Anonymous Patron writes “On Point : The Long Tail – The Long Tail When the music rolled each week for “I Love Lucy” in the 1950s, it was a truly national American event. Nearly 75 percent of the country’s TV households gathered at the TV screen for Lucille Ball and Ricky Ricardo — a true mass market.
Today, television’s number-one, top-rated TV show — CSI: Crime Scene Investigation — draws just 15 percent of TV households. And Americans have scattered.
Wired Magazine editor Chris Anderson says we’re going to scatter much wider still in the Internet age — down what he calls the “long tail” of highly personal interests and specialized products – via eBay and Amazon and YouTube into a new world of commerce and culture.
Hear about the end of the mass market as we’ve known it, and the way of the long tail.”
On the Media
The long tail book is currently #2 at Amazon. On a related note there was a story on the NPR show “On the Media” on June 30th that discusses the long tail and bestsellers. Worth a listen.
Turning the Page
A recent industry report showed that in 2005, book production declined for the first time since 1999, and data indicates that books are spending less time on the bestseller list. Technology-induced growing pains, to be sure. But Clive Thompson, a writer for Wired magazine, tells Brooke that the same technology that eroded the book’s clout might also be the best hope for rescuing the publishing industry.
If you scroll down at the “On the Media Page” there is an icon that lets you listen to just the story you want without having to listen to the entire one hour show.
Re:On the Media
The Long Tail is a bestseller. Based on articles in a magazine with very wide circulation–a “bestseller” that can guarantee enough circulation so that advertisers carry nearly all of the freight, since subscriptions run $1 an issue. Oh, and there’s some pirate movie or other that seems to have more than a few thousand viewers…
The Long Tail phenomenon–which librarians have known about for decades, or at least should have–no more implies the death of bestsellers than blogs imply the death of professional journalism. Even if a Wired guru says so.
Re:On the Media
Where are you getting the line about “the death of the bestseller”?

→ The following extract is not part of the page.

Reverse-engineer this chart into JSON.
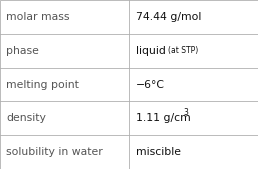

The first story that LISNEWS links to has this line, “Hear about the end of the mass market as we’ve known it, and the way of the long tail.” Does not mention the death of the bestseller.
The “On the Media” story says this:
BROOKE GLADSTONE: So can you describe the study that prompted this look at publishing trends?
CLIVE THOMPSON: It was a really interesting study, because it was done by lulu.com, which is a publish-on-demand website. You send in your book and they’ll publish it when they get requests for it. And they decided to look at the fate of the bestseller over the last three or four decades, and what they found was very interesting. They saw that back in the ’60s, there were very few bestsellers, but they were on the charts for three or four months at a time, and they were big, dominant books. And you fast-forward to the ’90s and to the 2000s, and it was reversed. There are a lot of books that make it to the bestseller charts but they’re only there for a very short time, a few weeks. The inference was that the sort of age of the big, huge bestseller that dominates the national attention span for, you know, an entire season or an entire year is passing into history.
So yes, The Long Tail is a bestseller but will it be a bestseller in one month? I am not seeing that these articles or programs are claiming the death of the bestseller.
Re:On the Media
You’re right. I imputed “death of the bestseller” from “end of the mass market.” The imputation wasn’t necessarily justified. My bad. I’d dispute the “end of the mass market”; it’s still around and likely to stay that way–but not as all of the marketplace or always a majority of it.
(Of course, for magazines, sound recordings, and books, it’s been a long time since the “mass market” was the whole, or the most important part of, the marketplace. And the “long tail” didn’t require the internet, or even Wired’s imprimatur, to make that true.)